Ce dimanche 13 mai, treize heures 53.
Madame Chloé seriez-vous morte, mes mots vous auraient-ils assassinée ? Qel temps fait-il chez vous ? sans doute arpentez-vous les vide-greniers. Alors petits chiffons, bimbeloteries diverses, je plains votre mari ou votre ex et vos fils, le jour ou il va leur falloir faire le tri ou vous déménager. Enfin si c'est votre trip. D'ailleurs de quoi je me mêle.
Votre silence est énervant quand même, même si vous n'avez pas à me rendre compte et à aucun titre... Arnaud votre bellâtre est sans doute revenu. Vous me permettrez de vous représenter une nouvelle fois que vous n'êtes plus dans l'âge où l'on vous pardonnera d'avoir chercher des conquêtes. Quant à ce jeune suffisant j'imaginais malgré tout qu'il pouvait être obligé de mettre de la circonspection dans sa conduite et de ne plus aller pêcher dans le vivier des femmes matures - n'oubliez pas que pour jouer il vous appelle : " Granny " - les objets de ses attachements ou de ses fantaisies.

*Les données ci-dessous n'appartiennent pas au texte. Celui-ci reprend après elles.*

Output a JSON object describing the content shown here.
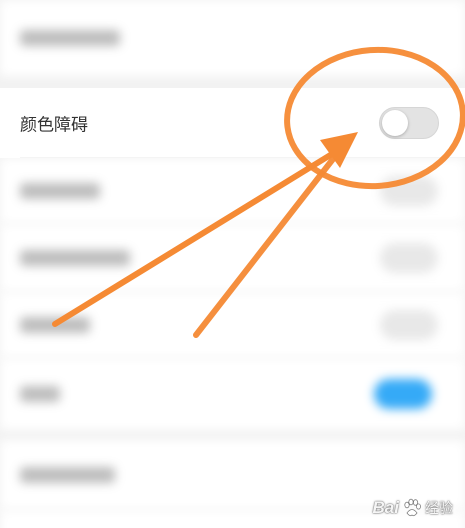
{
  "settings": {
    "color_blind_label": "颜色障碍",
    "color_blind_toggle_on": false
  },
  "colors": {
    "annotation_orange": "#f58a34",
    "toggle_on_blue": "#35aaf7",
    "toggle_off_gray": "#e3e3e3"
  },
  "watermark": {
    "brand": "Bai",
    "suffix": "经验"
  }
}
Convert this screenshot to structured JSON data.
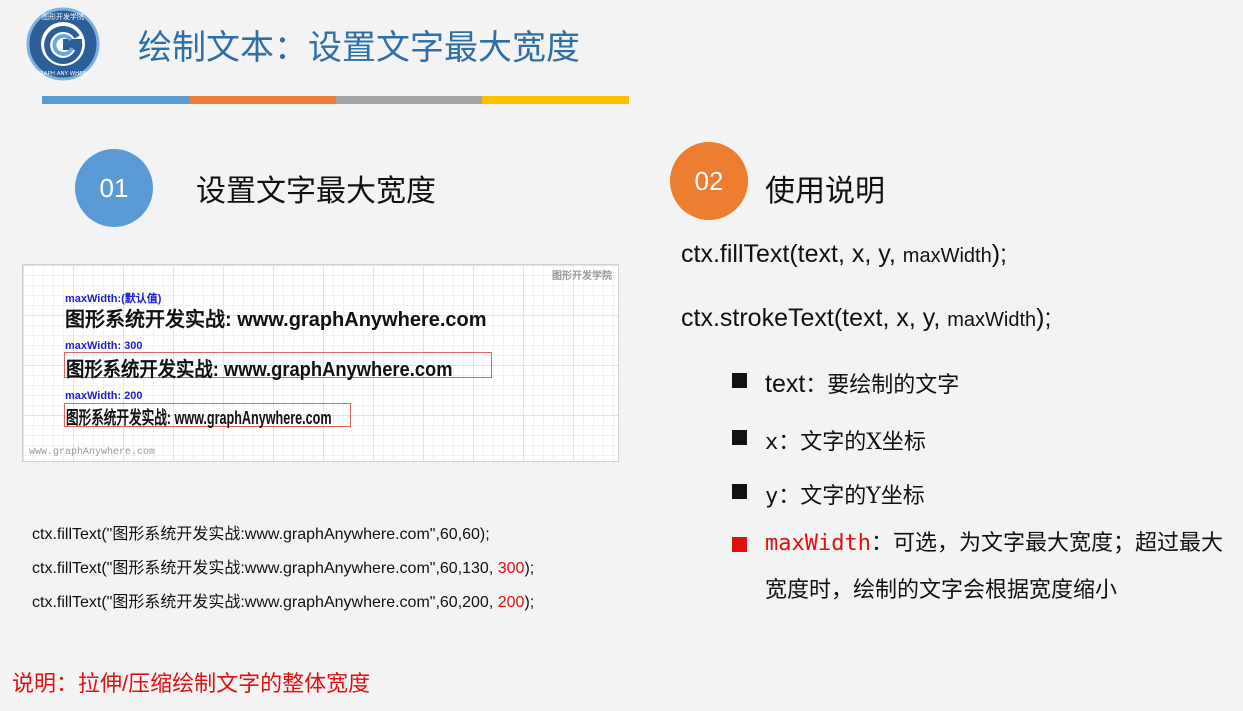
{
  "header": {
    "title": "绘制文本：设置文字最大宽度",
    "logo": {
      "top_text": "图形开发学院",
      "bottom_text": "GRAPH ANY WHERE"
    },
    "bar_colors": [
      "#5b9bd5",
      "#ed7d31",
      "#a5a5a5",
      "#ffc000"
    ]
  },
  "section1": {
    "number": "01",
    "title": "设置文字最大宽度",
    "color": "#5b9bd5",
    "demo": {
      "corner_label": "图形开发学院",
      "footer": "www.graphAnywhere.com",
      "rows": [
        {
          "label": "maxWidth:(默认值)",
          "text": "图形系统开发实战: www.graphAnywhere.com"
        },
        {
          "label": "maxWidth: 300",
          "text": "图形系统开发实战: www.graphAnywhere.com"
        },
        {
          "label": "maxWidth: 200",
          "text": "图形系统开发实战: www.graphAnywhere.com"
        }
      ]
    },
    "code": [
      {
        "main": "ctx.fillText(\"图形系统开发实战:www.graphAnywhere.com\",60,60);",
        "highlight": "",
        "tail": ""
      },
      {
        "main": "ctx.fillText(\"图形系统开发实战:www.graphAnywhere.com\",60,130, ",
        "highlight": "300",
        "tail": ");"
      },
      {
        "main": "ctx.fillText(\"图形系统开发实战:www.graphAnywhere.com\",60,200, ",
        "highlight": "200",
        "tail": ");"
      }
    ],
    "note": "说明：拉伸/压缩绘制文字的整体宽度"
  },
  "section2": {
    "number": "02",
    "title": "使用说明",
    "color": "#ed7d31",
    "api": [
      {
        "main": "ctx.fillText(text, x, y, ",
        "small": "maxWidth",
        "tail": ");"
      },
      {
        "main": "ctx.strokeText(text, x, y, ",
        "small": "maxWidth",
        "tail": ");"
      }
    ],
    "params": [
      {
        "name": "text",
        "desc": "：要绘制的文字"
      },
      {
        "name": "x",
        "desc": "：文字的X坐标"
      },
      {
        "name": "y",
        "desc": "：文字的Y坐标"
      },
      {
        "name": "maxWidth",
        "desc": "：可选，为文字最大宽度；超过最大宽度时，绘制的文字会根据宽度缩小"
      }
    ]
  }
}
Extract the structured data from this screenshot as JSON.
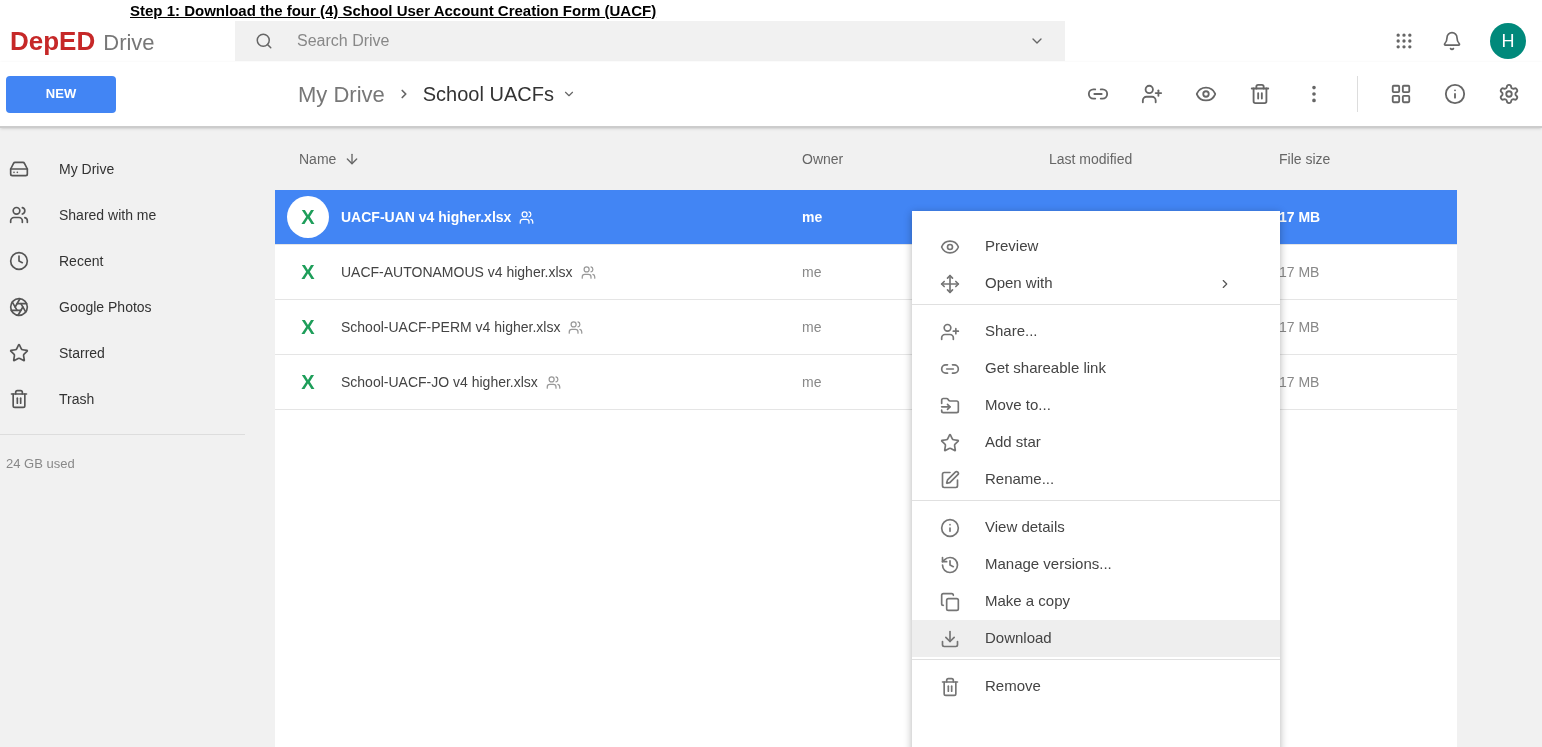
{
  "caption": "Step 1: Download the four (4) School User Account Creation Form (UACF)",
  "header": {
    "logo_text": "DepED",
    "app_name": "Drive",
    "search": {
      "placeholder": "Search Drive"
    },
    "avatar": "H"
  },
  "toolbar": {
    "new_button": "NEW",
    "breadcrumb": [
      {
        "label": "My Drive",
        "current": false
      },
      {
        "label": "School UACFs",
        "current": true
      }
    ]
  },
  "sidebar": {
    "items": [
      {
        "label": "My Drive",
        "kind": "drive",
        "selected": false
      },
      {
        "label": "Shared with me",
        "kind": "shared",
        "selected": false
      },
      {
        "label": "Recent",
        "kind": "recent",
        "selected": false
      },
      {
        "label": "Google Photos",
        "kind": "photos",
        "selected": false
      },
      {
        "label": "Starred",
        "kind": "star",
        "selected": false
      },
      {
        "label": "Trash",
        "kind": "trash",
        "selected": false
      }
    ],
    "storage": "24 GB used"
  },
  "table": {
    "columns": [
      "Name",
      "Owner",
      "Last modified",
      "File size"
    ],
    "rows": [
      {
        "type_letter": "X",
        "name": "UACF-UAN v4 higher.xlsx",
        "owner": "me",
        "size": "17 MB",
        "shared": true,
        "selected": true
      },
      {
        "type_letter": "X",
        "name": "UACF-AUTONAMOUS v4 higher.xlsx",
        "owner": "me",
        "size": "17 MB",
        "shared": true,
        "selected": false
      },
      {
        "type_letter": "X",
        "name": "School-UACF-PERM v4 higher.xlsx",
        "owner": "me",
        "size": "17 MB",
        "shared": true,
        "selected": false
      },
      {
        "type_letter": "X",
        "name": "School-UACF-JO v4 higher.xlsx",
        "owner": "me",
        "size": "17 MB",
        "shared": true,
        "selected": false
      }
    ]
  },
  "context_menu": {
    "groups": [
      [
        {
          "label": "Preview",
          "kind": "eye",
          "submenu": false,
          "selected": false
        },
        {
          "label": "Open with",
          "kind": "move",
          "submenu": true,
          "selected": false
        }
      ],
      [
        {
          "label": "Share...",
          "kind": "share",
          "submenu": false,
          "selected": false
        },
        {
          "label": "Get shareable link",
          "kind": "link",
          "submenu": false,
          "selected": false
        },
        {
          "label": "Move to...",
          "kind": "folder",
          "submenu": false,
          "selected": false
        },
        {
          "label": "Add star",
          "kind": "star",
          "submenu": false,
          "selected": false
        },
        {
          "label": "Rename...",
          "kind": "rename",
          "submenu": false,
          "selected": false
        }
      ],
      [
        {
          "label": "View details",
          "kind": "info",
          "submenu": false,
          "selected": false
        },
        {
          "label": "Manage versions...",
          "kind": "history",
          "submenu": false,
          "selected": false
        },
        {
          "label": "Make a copy",
          "kind": "copy",
          "submenu": false,
          "selected": false
        },
        {
          "label": "Download",
          "kind": "download",
          "submenu": false,
          "selected": true
        }
      ],
      [
        {
          "label": "Remove",
          "kind": "trash",
          "submenu": false,
          "selected": false
        }
      ]
    ]
  }
}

Vous souffrez madame, vous souffrirez encore. Reconnaître vos torts et vous retirer, vous coûtera moins qu'un prochain ridicule. Le moment venu sachez que je ne vous plaindrai non pas du chagrin que cet homme vous aura causé, mais de ce que des hommes de cette espèce ont pu vous occuper encore.
Boudez, mon amie, mais mes accablements, ma vindicte à votre encontre méritent et autorisent cette froideur . Je vous absous.